Another measure of the seriousness of this election, and of the potential trouble, is that alcohol is unavailable! Facing a possible shutdown tomorrow, we went to the packed little supermarket (surely the biggest in this tiny nation) today to stock up. And to our horror, all alcohol was prohibited, a theme apparently running throughout all bars, restaurants and shops today. We only have four Heinekens left and doubt we can last an evening and a day with this, though a saviour in some special expat club may just come to the rescue.

Tomorrow then is the election, and day of shutdown for expats. I imagine the fuss will die down quickly this week and things will continue in a more normal way. It doesn't look like the workload will be heavy for the next couple of weeks.
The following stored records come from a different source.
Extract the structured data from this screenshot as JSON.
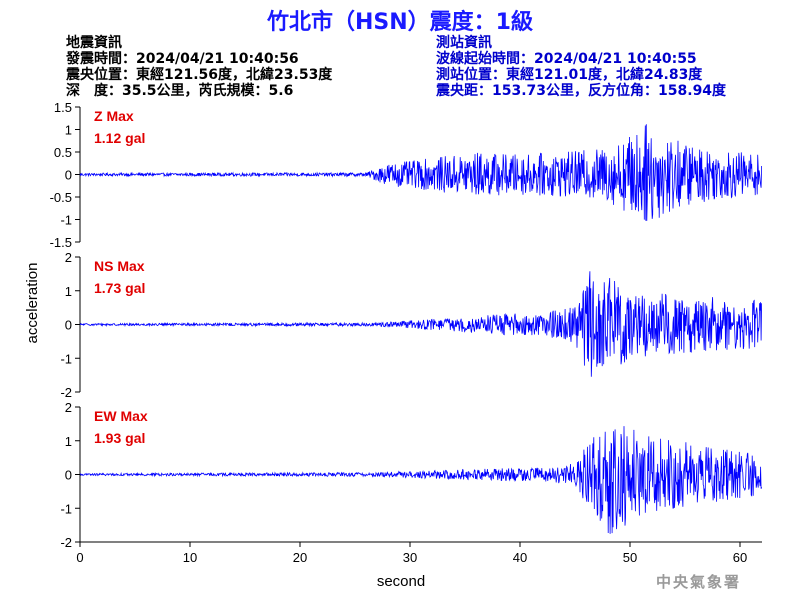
{
  "title": "竹北市（HSN）震度：1級",
  "quake_info": {
    "heading": "地震資訊",
    "origin_time": "發震時間：2024/04/21 10:40:56",
    "epicenter": "震央位置：東經121.56度，北緯23.53度",
    "depth_magnitude": "深　度：35.5公里，芮氏規模：5.6"
  },
  "station_info": {
    "heading": "測站資訊",
    "wave_start": "波線起始時間：2024/04/21 10:40:55",
    "location": "測站位置：東經121.01度，北緯24.83度",
    "distance": "震央距：153.73公里，反方位角：158.94度"
  },
  "footer": "中央氣象署",
  "colors": {
    "trace": "#0000ff",
    "max_label": "#e00000",
    "title": "#1a1aff"
  },
  "chart_data": {
    "type": "line",
    "xlabel": "second",
    "ylabel": "acceleration",
    "xlim": [
      0,
      62
    ],
    "xticks": [
      "0",
      "10",
      "20",
      "30",
      "40",
      "50",
      "60"
    ],
    "panels": [
      {
        "component": "Z",
        "max_label": "Z Max",
        "max_value": "1.12 gal",
        "ylim": [
          -1.5,
          1.5
        ],
        "yticks": [
          "1.5",
          "1",
          "0.5",
          "0",
          "-0.5",
          "-1",
          "-1.5"
        ],
        "envelope": [
          [
            0,
            0.03
          ],
          [
            26,
            0.04
          ],
          [
            27,
            0.15
          ],
          [
            28,
            0.25
          ],
          [
            30,
            0.3
          ],
          [
            33,
            0.4
          ],
          [
            36,
            0.5
          ],
          [
            40,
            0.45
          ],
          [
            44,
            0.5
          ],
          [
            48,
            0.6
          ],
          [
            51.5,
            1.12
          ],
          [
            55,
            0.7
          ],
          [
            58,
            0.55
          ],
          [
            62,
            0.45
          ]
        ]
      },
      {
        "component": "NS",
        "max_label": "NS Max",
        "max_value": "1.73 gal",
        "ylim": [
          -2,
          2
        ],
        "yticks": [
          "2",
          "1",
          "0",
          "-1",
          "-2"
        ],
        "envelope": [
          [
            0,
            0.03
          ],
          [
            27,
            0.05
          ],
          [
            30,
            0.12
          ],
          [
            34,
            0.2
          ],
          [
            38,
            0.3
          ],
          [
            42,
            0.35
          ],
          [
            45,
            0.55
          ],
          [
            46.5,
            1.73
          ],
          [
            48,
            1.4
          ],
          [
            51,
            1.0
          ],
          [
            54,
            0.9
          ],
          [
            58,
            0.8
          ],
          [
            62,
            0.7
          ]
        ]
      },
      {
        "component": "EW",
        "max_label": "EW Max",
        "max_value": "1.93 gal",
        "ylim": [
          -2,
          2
        ],
        "yticks": [
          "2",
          "1",
          "0",
          "-1",
          "-2"
        ],
        "envelope": [
          [
            0,
            0.03
          ],
          [
            27,
            0.06
          ],
          [
            32,
            0.12
          ],
          [
            38,
            0.18
          ],
          [
            42,
            0.2
          ],
          [
            45,
            0.35
          ],
          [
            46.5,
            1.1
          ],
          [
            48,
            1.93
          ],
          [
            50,
            1.4
          ],
          [
            53,
            1.1
          ],
          [
            57,
            0.85
          ],
          [
            62,
            0.6
          ]
        ]
      }
    ]
  }
}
One of two upcoming jobs here has already been cancelled, and so we've only got to sort out some kit on base and wait for a new visa to be processed. Heineken and other beers will become freely available again, and time will pass. Delays are inevitable and two weeks away for going offshore will likely be moved back and back. I'm not sure if this will help me or not. I volunteered to go away on this job, so soon after eight weeks in Brazil and on the back of a hell of a lot of time away on jobs (since July I've only had two months off) not out of enthusiasm but in the hope of making a friend's wedding on June 7th. I have 45 days on my current visa, which would take me to about June 15th. Therefore, I'm either hoping to go offshore as soon as possible and get it all over and done with, or for things to be delayed massively and get to go home at the end of May after a month kicking dust and drinking beers. Unfortunately, the current itinery doesn't favour either. But we'll see.

My week and life prior to being cut short by this equatorial adventure was spent satisfyingly and productively. A Glasgow visit saw me catch up with loads of old faces and didn't see me too drunk, though there were some very late nights, and a fight. My days in Aberdeen afterwards saw me gain a flatmate/PA, almost break a giant mirror, fall in love with a bureau and feel the effects of the "credit crunch". I thought all this talk about global financial crisis was just hype, but getting a mortgage for the flat I've just bought is proving rather awkward. Hopefully by Monday I'll know if it's possible. I recall last year in this same country, my mortgage on a flat falling through, so let's hope for history not repeating.

Anyway, I believe it's dinner time. To be spent with a bunch of yelling, brash, vast, deep South Yankees. And this truly is the punishment deserved for being a bad boy in Brazil. But surely no crime can fit such a dire fate?

1 comment:

Simon Varwell said...

The lengths you'll go to avoid meeting up with me in Aberdeen on Monday night.